Итак, больше не появлялось никакой информации об исчезновении Марты Кокс. Дни шли, и скоро возбуждение, вызванное исчезновением Марты, пошло на убыль. Даже оператор Бен перестал ею интересоваться.

Теперь, когда я была уверена в своей невиновности, я не могла сдержать раздражения странностью и загадочностью поведения Марты Кокс.

— Все это кажется мне странным, — пожаловалась я менеджеру телестудии. — Не дадим ли мы полиции большего шанса на успех в поисках Марты, если будем постоянно напоминать о ее исчезновении?

— Допустим, — отвечал он. — Но у нас нет материалов, кроме того ролика, где она размахивает жезлом. А мы уже столько раз демонстрировали его своим зрителям.

Потом он внимательно посмотрел на меня:

— Но если тебе удастся разобраться с этим делом об исчезновении, это будет настоящий бум, настоящее везение для студии. Можешь представить, сколько клипов и какие мы выпустим? И как поднимется наш рейтинг!

Он улыбнулся с мечтательным видом.

Я ответила улыбкой и притворилась, что мне плевать на его вожделенный рейтинг и прочие штучки. И все же мне казалось, мы должны что-нибудь предпринять, чтобы помочь Марте. А что, если она потеряла память? А вдруг ее похитили?

Когда я попыталась обсудить эти варианты со своими коллегами, они все воззрились на меня круглыми глазами.

— Прекрати это, Ловетт, — сказал Тед. — Неужели ты не рада, что тебе наконец досталась работа?

— Какая работа?

— Так тебе не сказали? Тебе решили предоставить работу ведущей. Правда, похоже, что нас перекупит конкурирующая телесеть.

Тед сообщил мне обе эти новости с непроницаемым видом. Итак, я получила работу, о которой мечтала, но очень скоро мы все могли лишиться работы.

— Нет, я этого не знала, — ответила я тихо.

Но чувствовала я себя совсем не радостно. И дело было не в том, что нашу студию могла перекупить конкурирующая телесеть, а в том, как мне досталась эта работа. Я бы предпочла получить ее совсем по-другому.

— Ладно, Николь, ты появляешься в эфире в десять.

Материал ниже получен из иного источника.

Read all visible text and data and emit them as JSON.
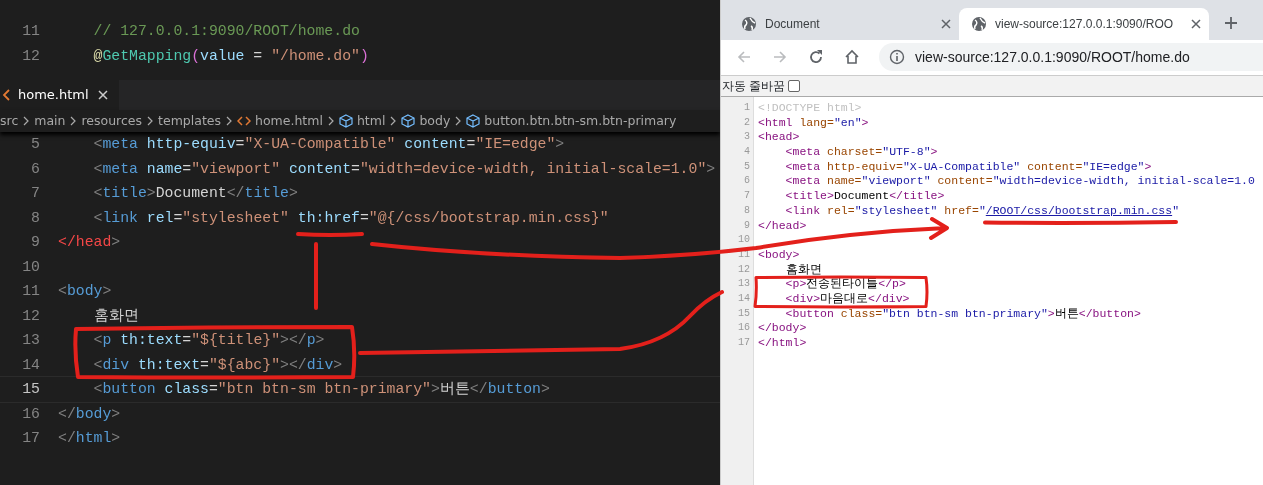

Я подправила макияж, обвела тонкой линией губы, провела контурным карандашом по бровям, наложила на веки тени потемнее, подрумянила щеки. Я привела волосы в живописный беспорядок и почувствовала себя готовой к бою.

Это был обычный блок новостей. Сообщалось о закрытии школ в связи с наводнением в нижних этажах и подвалах. Художественная галерея выставила экспонат, доступный для восприятия слепых.

Объявлялось о сто втором дне рождения обитательницы дома престарелых. Я читала профессионально, если не обращать внимания на слишком стремительный темп. Стив делал мне знаки, показывая, что следует умерить скорость. «Растягивай чтение, насколько возможно», — пытался он внушить мне, потому что я должна была закончить не раньше, чем истечет положенное эфирное время. Но у меня был свой замысел.

— И наконец, замечание личного характера, — сказала я, глядя прямо в камеру.

Кто-то когда-то сказал, что выдающиеся репортеры — это те, кто умеет сделать камеру своим самым близким и доверенным другом.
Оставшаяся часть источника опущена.